For newly diagnosed patients, a molecular test that can increase confidence in the absence of AP can increase acceptance of AS. To support this binary clinical decision, Decipher can be converted to a binary variable by applying a threshold. Of all patients in our biopsy cohort, 88% were free of AP. A useful molecular test should be able to identify a low-risk group where the likelihood of being free of AP is greater than 88%. In other words, the NPV should be above 88%. Thresholds of 0.45 and 0.2 have been reported and therefore their use avoids the risk of overfitting associated with exploring new cutoffs. A cutoff of ≤ 0.45 had a NPV of 91% and included 82.3% of the cohort. A cutoff of ≤ 0.2 had a NPV of 96% but included 33.1% of the cohort. A practical way to apply these cutoffs is to strongly recommend AS for scores ≤ 0.2 since the risk of AP is only 5%, and recommend definitive local therapy for scores > 0.45 since the risk of AP is 19%. Therefore, the Decipher test would result in a strong recommendation for or against AS in ~50% of patients considering AS solely based on clinical parameters.
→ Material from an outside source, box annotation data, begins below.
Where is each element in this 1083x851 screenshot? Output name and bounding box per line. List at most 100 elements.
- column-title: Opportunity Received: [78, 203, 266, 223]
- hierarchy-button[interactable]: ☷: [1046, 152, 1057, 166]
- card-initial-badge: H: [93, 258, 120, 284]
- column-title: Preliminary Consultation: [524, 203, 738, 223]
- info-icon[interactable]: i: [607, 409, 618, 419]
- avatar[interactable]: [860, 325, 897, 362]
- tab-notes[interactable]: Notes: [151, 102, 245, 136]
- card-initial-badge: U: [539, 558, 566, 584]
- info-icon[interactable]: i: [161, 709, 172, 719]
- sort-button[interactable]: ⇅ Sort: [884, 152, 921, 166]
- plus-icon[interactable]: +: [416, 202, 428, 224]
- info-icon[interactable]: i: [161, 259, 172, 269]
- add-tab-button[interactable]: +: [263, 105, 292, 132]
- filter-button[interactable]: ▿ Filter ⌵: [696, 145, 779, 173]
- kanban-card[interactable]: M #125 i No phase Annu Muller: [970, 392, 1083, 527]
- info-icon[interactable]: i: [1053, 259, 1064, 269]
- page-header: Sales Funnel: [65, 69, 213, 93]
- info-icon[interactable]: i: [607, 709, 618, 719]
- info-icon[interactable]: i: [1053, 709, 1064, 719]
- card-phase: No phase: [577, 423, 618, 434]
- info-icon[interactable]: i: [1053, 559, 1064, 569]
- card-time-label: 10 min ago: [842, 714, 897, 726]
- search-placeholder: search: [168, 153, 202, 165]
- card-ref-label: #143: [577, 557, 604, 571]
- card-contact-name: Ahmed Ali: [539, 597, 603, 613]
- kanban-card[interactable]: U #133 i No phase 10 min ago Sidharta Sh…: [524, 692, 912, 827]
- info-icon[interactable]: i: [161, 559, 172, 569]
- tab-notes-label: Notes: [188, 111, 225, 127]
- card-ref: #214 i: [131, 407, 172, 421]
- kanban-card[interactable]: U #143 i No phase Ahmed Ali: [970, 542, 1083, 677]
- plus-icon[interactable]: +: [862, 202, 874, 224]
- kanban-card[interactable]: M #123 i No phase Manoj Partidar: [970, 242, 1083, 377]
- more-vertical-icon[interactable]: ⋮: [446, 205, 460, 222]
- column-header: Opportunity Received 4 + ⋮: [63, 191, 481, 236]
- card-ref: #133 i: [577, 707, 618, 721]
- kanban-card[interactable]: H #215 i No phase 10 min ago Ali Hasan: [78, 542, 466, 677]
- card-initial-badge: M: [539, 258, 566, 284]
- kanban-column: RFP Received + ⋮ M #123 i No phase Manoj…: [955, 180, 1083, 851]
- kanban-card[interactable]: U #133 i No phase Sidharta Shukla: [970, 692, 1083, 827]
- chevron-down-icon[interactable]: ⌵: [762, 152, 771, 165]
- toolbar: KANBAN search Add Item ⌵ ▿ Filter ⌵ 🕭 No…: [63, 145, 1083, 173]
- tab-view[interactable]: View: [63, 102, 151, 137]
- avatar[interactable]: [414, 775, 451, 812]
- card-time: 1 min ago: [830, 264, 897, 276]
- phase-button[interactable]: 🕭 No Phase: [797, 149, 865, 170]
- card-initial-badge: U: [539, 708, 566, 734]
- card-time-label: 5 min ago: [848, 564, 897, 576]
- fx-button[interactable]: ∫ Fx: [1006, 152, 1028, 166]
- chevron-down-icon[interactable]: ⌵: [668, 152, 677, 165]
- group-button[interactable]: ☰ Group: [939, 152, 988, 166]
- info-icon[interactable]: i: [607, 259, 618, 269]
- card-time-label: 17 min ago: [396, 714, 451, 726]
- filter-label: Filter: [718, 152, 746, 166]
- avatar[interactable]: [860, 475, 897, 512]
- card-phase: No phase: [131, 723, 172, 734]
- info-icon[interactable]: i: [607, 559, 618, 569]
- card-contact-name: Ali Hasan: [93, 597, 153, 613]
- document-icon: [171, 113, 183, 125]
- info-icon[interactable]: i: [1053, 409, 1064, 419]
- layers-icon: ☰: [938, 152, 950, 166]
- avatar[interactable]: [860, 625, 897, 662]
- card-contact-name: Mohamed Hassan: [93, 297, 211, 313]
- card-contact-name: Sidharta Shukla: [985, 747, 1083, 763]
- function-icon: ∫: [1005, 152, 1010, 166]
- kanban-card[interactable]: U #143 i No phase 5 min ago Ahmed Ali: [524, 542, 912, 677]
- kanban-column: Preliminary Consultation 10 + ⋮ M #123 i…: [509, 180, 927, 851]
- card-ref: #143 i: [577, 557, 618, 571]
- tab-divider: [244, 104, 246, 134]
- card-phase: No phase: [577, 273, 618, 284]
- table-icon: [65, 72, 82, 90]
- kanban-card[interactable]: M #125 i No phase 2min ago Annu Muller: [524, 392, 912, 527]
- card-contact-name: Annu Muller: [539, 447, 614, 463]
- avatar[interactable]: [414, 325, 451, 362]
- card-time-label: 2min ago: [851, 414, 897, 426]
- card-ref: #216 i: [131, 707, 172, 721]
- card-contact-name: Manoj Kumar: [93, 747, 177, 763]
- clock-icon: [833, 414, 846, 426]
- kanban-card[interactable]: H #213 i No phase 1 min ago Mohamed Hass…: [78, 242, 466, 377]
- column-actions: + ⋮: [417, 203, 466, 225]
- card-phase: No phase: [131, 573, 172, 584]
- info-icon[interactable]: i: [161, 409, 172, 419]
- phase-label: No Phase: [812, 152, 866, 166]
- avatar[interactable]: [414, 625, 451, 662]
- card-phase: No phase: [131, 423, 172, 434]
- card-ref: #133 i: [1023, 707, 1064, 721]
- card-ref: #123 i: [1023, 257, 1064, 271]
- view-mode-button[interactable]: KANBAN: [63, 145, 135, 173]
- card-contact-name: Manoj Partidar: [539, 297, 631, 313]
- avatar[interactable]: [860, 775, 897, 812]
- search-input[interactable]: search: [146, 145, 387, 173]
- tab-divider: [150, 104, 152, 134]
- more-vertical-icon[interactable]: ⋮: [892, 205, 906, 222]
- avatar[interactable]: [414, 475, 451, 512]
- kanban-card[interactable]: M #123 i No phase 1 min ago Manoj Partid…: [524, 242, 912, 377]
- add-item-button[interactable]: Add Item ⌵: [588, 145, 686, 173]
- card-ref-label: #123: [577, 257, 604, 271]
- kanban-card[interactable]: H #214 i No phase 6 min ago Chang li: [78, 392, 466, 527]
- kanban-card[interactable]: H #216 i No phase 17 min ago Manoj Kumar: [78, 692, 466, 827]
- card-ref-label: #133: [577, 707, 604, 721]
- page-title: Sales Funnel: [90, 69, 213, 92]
Our study has several important strengths. It qualifies Decipher for prediction of AP from the prostate biopsy specimen. It uses a well-characterized commercial assay readily available for clinical use, and cutoffs for clinical decision-making that have been reported. It is a multi-institutional study that reduces the risk of bias that can result from institution-specific protocols for specimen handling and storage. We take advantage of tissue collected from an era where it was acceptable to recommend prostatectomy to all men with PCa and a cohort of modern AS candidates where both biopsy tissue and prostatectomy pathology are available. In the modern era, a prospective study of this type would not be ethical. Finally, rather than predict any degree of upgrading or upstaging, we predict a very high-risk group where there is universal acceptance that AS is inappropriate. This study did not have long-term follow-up to consider survival outcomes and the sample size and low number of events did not allow Decipher to be assessed in individual NCCN risk (e.g., favorable intermediate only) risk groups. An ongoing multi-institutional study of favorable-intermediate risk patients aims to address this limitation.

Conclusion

Decipher can be applied to prostate biopsies from NCCN-very-low/low and favorable-intermediate risk patients to predict AP found in prostatectomy pathology that would make a patient an inappropriate candidate for AS. Decipher’s high NPV for identifying patients without AP can provide reassurance for AS.